Brendan departed with some alacrity, and for a moment Caroline wished she could join him. Surely neither of the Frogertons would notice if she went to check on the timing of dinner? Sometimes in this new and uncertain world she now inhabited she felt as if the ground were crazed ice beneath her feet.
Just as she turned toward the door, Dorothy marched over to her. "Mother said I must apologize for calling you stupid."
"Thank you," Caroline said.
"I still think you're foolish though." Dorothy curled one of her golden ringlets around her finger and pouted. She was a remarkably pretty girl with a large fortune who should take well with the 'ton', as long as she kept her origins and opinions to herself. "But I suppose at your age, the chances of capturing a husband are fairly slim anyway."

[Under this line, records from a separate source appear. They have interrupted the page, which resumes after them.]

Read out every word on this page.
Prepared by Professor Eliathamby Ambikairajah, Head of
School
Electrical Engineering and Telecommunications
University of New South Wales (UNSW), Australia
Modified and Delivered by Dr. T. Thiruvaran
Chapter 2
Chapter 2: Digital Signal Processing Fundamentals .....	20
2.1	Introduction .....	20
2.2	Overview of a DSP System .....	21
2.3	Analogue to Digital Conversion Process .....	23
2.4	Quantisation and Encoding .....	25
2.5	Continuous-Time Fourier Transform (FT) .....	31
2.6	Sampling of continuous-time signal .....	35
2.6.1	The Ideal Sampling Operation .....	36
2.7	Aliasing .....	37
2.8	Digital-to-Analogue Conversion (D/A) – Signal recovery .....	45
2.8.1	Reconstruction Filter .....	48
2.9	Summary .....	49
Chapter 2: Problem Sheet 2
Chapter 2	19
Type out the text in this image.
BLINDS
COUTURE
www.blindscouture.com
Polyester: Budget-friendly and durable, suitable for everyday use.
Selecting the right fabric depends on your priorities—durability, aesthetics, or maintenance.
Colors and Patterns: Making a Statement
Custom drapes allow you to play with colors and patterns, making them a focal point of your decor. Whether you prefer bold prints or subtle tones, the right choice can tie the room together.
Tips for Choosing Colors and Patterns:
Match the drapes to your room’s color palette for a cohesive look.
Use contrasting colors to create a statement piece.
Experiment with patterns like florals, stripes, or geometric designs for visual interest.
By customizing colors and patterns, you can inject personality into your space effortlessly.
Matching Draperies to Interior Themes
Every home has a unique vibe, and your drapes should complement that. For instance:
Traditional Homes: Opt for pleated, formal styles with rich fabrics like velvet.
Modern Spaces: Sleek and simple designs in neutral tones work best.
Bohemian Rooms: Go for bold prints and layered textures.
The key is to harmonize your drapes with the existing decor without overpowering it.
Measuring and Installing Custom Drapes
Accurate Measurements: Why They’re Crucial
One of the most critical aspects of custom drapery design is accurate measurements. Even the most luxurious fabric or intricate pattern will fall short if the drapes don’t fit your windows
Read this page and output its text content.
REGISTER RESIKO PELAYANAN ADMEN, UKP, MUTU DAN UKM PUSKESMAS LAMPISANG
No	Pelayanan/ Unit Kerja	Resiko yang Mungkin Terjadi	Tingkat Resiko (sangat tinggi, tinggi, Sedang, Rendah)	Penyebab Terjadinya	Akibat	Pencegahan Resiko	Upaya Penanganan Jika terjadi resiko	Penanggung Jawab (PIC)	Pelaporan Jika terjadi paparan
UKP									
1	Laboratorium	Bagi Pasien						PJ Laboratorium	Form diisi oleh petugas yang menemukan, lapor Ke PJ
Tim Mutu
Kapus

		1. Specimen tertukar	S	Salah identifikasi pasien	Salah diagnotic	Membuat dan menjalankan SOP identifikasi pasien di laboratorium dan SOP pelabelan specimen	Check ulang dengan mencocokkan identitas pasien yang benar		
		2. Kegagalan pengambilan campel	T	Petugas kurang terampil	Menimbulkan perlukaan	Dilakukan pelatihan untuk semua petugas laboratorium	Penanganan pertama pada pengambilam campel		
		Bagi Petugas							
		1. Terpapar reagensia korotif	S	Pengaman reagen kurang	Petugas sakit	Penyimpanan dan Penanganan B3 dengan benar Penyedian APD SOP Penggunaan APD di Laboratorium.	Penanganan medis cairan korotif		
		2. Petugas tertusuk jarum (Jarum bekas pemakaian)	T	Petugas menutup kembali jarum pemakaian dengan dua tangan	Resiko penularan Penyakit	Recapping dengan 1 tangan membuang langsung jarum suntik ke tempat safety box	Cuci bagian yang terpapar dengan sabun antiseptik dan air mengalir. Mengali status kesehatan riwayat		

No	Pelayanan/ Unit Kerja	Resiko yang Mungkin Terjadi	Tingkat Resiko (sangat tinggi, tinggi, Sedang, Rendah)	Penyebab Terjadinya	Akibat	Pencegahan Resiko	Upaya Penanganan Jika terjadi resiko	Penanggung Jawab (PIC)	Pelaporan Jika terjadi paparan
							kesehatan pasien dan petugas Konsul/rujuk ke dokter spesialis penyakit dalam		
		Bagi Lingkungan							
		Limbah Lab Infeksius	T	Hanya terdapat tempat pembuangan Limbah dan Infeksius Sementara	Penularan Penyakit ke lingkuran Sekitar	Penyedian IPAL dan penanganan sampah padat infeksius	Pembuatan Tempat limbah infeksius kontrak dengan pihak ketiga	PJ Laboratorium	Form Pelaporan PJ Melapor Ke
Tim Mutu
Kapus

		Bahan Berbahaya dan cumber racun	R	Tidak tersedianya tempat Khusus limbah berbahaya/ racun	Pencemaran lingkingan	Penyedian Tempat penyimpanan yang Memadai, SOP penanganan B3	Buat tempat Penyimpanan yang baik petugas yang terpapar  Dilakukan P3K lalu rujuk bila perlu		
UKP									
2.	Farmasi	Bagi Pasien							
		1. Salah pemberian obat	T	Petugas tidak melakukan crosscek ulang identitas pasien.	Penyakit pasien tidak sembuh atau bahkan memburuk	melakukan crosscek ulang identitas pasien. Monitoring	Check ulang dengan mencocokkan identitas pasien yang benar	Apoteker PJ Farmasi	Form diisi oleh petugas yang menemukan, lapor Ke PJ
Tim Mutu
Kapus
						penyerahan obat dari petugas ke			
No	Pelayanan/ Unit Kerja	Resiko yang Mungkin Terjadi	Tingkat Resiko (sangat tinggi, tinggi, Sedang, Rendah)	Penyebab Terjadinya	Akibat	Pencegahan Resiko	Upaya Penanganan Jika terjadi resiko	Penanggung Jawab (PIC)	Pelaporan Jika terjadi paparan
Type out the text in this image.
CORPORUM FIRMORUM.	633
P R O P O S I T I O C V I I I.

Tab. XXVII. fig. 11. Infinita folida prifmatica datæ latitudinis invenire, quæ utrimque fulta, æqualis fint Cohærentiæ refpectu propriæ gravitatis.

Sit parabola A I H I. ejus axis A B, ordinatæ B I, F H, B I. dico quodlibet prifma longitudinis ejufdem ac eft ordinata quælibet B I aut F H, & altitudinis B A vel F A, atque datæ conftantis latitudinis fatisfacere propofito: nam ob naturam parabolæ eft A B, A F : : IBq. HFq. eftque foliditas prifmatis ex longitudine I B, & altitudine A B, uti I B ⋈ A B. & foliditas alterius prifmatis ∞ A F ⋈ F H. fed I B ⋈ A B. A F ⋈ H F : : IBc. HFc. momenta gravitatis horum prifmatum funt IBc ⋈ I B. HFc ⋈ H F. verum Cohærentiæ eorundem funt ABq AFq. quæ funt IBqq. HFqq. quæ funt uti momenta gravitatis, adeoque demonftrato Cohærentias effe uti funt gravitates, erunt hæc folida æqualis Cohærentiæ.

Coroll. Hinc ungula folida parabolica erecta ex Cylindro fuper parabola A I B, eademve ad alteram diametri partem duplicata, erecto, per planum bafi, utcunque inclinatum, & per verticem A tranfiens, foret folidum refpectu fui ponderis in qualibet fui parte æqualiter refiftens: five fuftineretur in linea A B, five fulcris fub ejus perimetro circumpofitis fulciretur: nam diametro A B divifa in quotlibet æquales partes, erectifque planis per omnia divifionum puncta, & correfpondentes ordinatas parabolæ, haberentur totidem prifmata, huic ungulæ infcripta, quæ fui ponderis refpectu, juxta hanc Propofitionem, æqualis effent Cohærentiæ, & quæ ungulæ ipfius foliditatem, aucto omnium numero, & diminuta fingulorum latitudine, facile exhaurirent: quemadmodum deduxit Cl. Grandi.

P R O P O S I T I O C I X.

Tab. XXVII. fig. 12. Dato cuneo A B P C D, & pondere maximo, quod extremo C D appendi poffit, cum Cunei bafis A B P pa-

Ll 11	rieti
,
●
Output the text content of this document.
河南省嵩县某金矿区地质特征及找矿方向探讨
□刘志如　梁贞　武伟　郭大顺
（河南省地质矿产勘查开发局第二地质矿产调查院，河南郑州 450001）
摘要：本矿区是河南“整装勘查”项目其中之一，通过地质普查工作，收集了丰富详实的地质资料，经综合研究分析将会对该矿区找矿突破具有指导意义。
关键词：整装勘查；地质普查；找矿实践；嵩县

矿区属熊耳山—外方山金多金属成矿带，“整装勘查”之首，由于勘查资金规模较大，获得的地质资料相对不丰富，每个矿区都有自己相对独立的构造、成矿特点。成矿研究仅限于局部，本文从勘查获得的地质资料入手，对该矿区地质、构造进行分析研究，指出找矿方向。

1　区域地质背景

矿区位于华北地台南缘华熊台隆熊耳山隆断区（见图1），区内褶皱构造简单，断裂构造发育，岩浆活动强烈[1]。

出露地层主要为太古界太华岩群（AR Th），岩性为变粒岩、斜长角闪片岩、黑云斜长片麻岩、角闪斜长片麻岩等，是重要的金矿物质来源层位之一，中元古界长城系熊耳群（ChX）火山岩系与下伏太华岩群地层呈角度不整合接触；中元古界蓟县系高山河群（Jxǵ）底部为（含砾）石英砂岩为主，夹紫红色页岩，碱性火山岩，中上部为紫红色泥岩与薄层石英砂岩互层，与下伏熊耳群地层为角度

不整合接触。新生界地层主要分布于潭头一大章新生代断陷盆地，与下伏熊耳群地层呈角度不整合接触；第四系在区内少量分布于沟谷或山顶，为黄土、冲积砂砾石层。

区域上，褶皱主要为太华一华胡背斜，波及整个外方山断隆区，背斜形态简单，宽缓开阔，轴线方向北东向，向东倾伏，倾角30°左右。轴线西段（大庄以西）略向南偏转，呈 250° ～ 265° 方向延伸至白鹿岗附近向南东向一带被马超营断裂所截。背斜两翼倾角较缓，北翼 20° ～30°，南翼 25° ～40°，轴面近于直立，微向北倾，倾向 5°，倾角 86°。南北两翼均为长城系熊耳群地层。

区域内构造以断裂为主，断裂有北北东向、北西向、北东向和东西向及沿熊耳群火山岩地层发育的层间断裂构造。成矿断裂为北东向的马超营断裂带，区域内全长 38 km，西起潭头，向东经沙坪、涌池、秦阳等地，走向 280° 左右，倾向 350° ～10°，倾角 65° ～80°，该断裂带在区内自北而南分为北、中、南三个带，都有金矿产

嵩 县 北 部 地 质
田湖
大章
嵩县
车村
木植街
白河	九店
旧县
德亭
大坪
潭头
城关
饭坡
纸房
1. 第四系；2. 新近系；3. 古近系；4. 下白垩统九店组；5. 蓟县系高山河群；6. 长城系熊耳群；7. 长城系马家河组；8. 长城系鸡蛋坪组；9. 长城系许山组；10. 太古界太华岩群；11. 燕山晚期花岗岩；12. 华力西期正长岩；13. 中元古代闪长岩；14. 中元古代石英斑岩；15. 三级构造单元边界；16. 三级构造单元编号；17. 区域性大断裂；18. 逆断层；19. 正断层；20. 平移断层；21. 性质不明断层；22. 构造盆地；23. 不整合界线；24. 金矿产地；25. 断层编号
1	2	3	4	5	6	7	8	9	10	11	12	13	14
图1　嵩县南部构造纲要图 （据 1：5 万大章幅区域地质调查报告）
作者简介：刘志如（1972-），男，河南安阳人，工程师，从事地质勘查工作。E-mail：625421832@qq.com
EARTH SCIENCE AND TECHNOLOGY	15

"True," Caroline acknowledged. She had no intention of reminiscing with Dorothy about her very successful first Season when she had attracted the attention of not only a viscount, but the son of an earl. That life was behind her now and she refused to continue to miss it.
"Although you are remarkably elegant looking with your dark hair and blue eyes." Dorothy was still talking. "Mother said I would do well to learn from you about how to comport myself properly."
"I believe that is one of the reasons she hired me," Caroline agreed, although in the last six months, Dorothy hadn't listened to a single word of advice from her. "I have lived in high society since I was born and understand the way of it."
She also knew how quickly such a society would offer you the cut direct if they deemed you or your family unacceptable. Her father's suicide and financial ruin had brought that home to her all too forcibly.